Where airplanes have floats, and everybody flies.
- By Carl Posey
- Air & Space magazine, June 2013
Adam Wright / FlightDeckImages
(Page 4 of 7)
“I came here in 1967,” Ellison says. “My dad had been flying a Maule M4. I just grew up around floatplanes.”
He met his wife in 1989, after the Exxon Valdez spilled oil in Prince William Sound; he was hauling people and supplies, and she was working in Valdez as a helicopter dispatcher. They started Ellison Air with his father’s 206, then added a second 206 with a Robertson short-takeoff-and-landing mod.
“When we first started, it was everything and anything to make a buck with those airplanes.” Back then, commercial seaplane flying was heavy hauling, but over the years, air tourism has grown, while hunting and fishing have tapered off. “Most people want to come up and take a picture.” Hauling people is easier work, Ellison says: “The cargo walks on, the cargo walks off.” There is no heavy lifting, no large carcasses to hump around, and no antlers to rip up the airplane’s interior.

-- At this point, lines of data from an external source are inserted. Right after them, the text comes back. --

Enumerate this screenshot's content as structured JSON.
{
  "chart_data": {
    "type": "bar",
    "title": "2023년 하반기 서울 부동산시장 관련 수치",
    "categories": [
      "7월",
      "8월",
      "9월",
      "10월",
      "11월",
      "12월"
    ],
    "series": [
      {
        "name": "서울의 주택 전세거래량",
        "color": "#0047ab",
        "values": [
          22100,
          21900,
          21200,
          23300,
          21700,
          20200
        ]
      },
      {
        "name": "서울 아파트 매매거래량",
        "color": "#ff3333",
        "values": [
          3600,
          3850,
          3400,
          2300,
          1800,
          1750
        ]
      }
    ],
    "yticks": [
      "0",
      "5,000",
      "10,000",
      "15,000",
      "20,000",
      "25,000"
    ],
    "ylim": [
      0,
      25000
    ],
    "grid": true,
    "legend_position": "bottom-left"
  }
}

If Lake Hood Seaplane Base were a frontier settlement, Rust’s Flying Service would be its Ponderosa Ranch. After retiring from the Air Force as a command pilot, Hank Rust merged his lifelong interests in wilderness sports and aviation. Starting with a Super Cub, he gained experience flying the Alaskan bush, then bought a Cessna 185 and, in 1963, established Rust’s Flying Service at its present location on Lake Hood.
“At that time,” explains his son Todd, “there were already several operators on the north side of Spenard Lake supported almost entirely by hunters and fishermen. The season started in March with polar bear hunters, then the fishermen showed up in May through August, and moose, bear, caribou, and sheep hunters rounded out September and October.

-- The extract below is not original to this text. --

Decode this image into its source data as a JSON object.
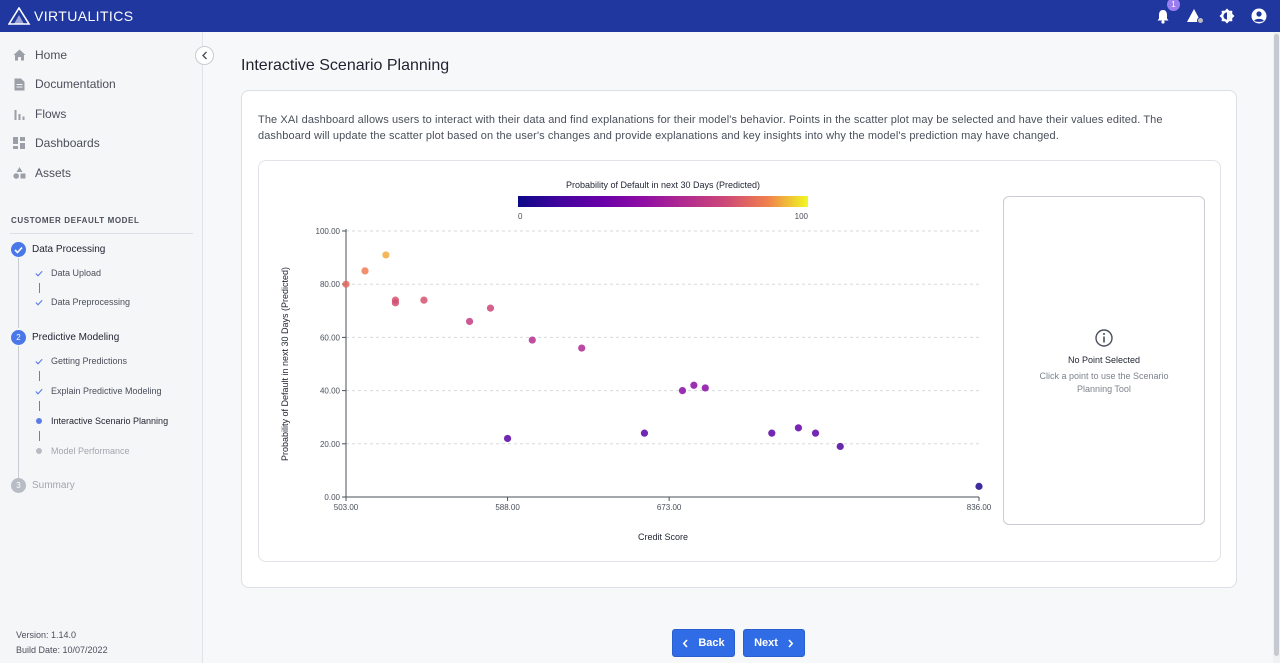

“We added aircraft during the 1970s,” Rust adds, “typically one Cessna every two years. The late ’70s brought bigger aircraft such as the de Havilland Beaver, partly because of more passengers and partly because sportsmen no longer considered a sheet of Visqueen and sleeping bag to be an adequate camp. We probably added a Beaver to the fleet every three years, and then we scored a major tour company account in 1988 that brought in 44 people three times a week. It was a fleet effort, with seven aircraft launching in sequence from Lake Hood.”
That contract continues to this day, as do the hunting and fishing excursions. But, increasingly, Rust’s clients come for flightseeing and bear viewing—and to have the experience of flying in an honest-to-God bushplane, enveloped in the reviving din of a big radial.